Anders (Dragon Age II)
A contentious pick in the Dragon Age fandom, so I’ll set these particular stakes early: within the ‘attack and dethrone god’ genre of video games, I can’t get mad at a guy for blowing up a building. So many RPGs are about doing a revolution or sticking it to an institution. Exploding a church in a video game does not a gremlin make.
Being mean to other characters I romance, however, is a far greater sin. I romanced Anders first, and found him intensely passionate. I romanced Merrill second, and found Anders to be… intensely bad at taking rejection, issuing snide pot-shots, and criticising her religious views.
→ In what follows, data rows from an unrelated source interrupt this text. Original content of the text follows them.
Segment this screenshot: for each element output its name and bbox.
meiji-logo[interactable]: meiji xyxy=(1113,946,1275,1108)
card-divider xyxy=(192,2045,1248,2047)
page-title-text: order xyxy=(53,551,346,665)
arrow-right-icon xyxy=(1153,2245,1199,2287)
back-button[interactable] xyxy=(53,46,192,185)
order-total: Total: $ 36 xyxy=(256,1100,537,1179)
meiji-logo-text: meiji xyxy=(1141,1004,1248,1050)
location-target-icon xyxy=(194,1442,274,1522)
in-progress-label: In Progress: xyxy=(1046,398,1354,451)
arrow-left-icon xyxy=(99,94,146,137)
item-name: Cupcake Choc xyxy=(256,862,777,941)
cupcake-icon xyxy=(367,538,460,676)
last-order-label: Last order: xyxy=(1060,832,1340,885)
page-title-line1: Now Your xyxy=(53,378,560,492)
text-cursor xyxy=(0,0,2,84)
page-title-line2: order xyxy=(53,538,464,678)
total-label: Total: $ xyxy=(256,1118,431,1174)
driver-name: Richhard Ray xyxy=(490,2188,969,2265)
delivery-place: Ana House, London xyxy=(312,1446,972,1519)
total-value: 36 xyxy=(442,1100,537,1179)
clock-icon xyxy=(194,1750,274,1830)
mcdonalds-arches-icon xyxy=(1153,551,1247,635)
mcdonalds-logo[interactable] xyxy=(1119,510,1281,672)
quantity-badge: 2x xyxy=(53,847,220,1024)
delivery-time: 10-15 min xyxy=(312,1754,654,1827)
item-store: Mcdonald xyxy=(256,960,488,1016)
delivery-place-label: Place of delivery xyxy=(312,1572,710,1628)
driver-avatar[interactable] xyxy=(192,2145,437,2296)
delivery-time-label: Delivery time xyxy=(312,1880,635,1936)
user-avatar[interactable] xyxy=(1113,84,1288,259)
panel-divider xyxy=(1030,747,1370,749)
The ‘passionately jealous’ type is a horrible, terrible red flag in a real human being, but in a video game romance, I’ll happily listen to him talk about drowning the city in blood to keep the two of us safe… you know, for Merrill’s sake.
Shane (Stardew Valley)
I’ll allow that Shane is perhaps as far from the prototypical gremlin as we could get. He isn’t evil, he isn’t cruel, he doesn’t explode even a chicken coop. His standoffishness comes from ill mental health, not malice, and his character arc about working through his depression is poignant.
I’m so invested in Shane’s character arc, in fact, that I always rush to get past that initial hump of hostility, and I’m always rewarded the same way. He writes me his letters in secret, and sends me gifts, saying he was thinking about me, and thought I might like them. And when I approach him in town, he shuts me down and begs me – offers me money, even – to leave him alone. No matter what kind of farm or playthrough I plan, it’s always a speedrun for pepper poppers just so he can deem to acknowledge me in public.
But there is no end: After the event where he reveals just how much he cares about his hens and how much joy they bring him, I once gifted him a chicken statue. And he hated it. At all turns, I am negged.
Solas (Dragon Age: Inquisition)
Here, the honourable mention: the gremlin I could not forgive, and the only explicit heterosexual on this list. (Notably, BioWare wanted to avoid the trope of the ‘depraved bisexual’.)
Like Anders, the feelings I had for Solas changed when I didn’t romance him. He biased my first playthrough with his approval of my dialogue-tree exploiting questions and the chance to show off what he knew. My second playthrough was biased by my own knowledge, and suddenly he appeared smug and condescending – and too humorless to pull it off. The magic was gone, and he was only an egg.
I affectionately call these characters awful, but the ones I love most are as awful as they are flamboyant as they are intentionally flagged as queer: the closer the portrayal of their sexuality is too incidental (or straight), the more traits like hedonism, recklessness, passion and wit drop away. What’s left is only being mean, and I’ll give myself some credit: that’s not a pitch for me!
There’s a comradery in the queercoding and all the baggage it contains, and in its absence, you should offer me a chicken coop. I will heavily drop my standards for women gremlin characters though, wherever they may be.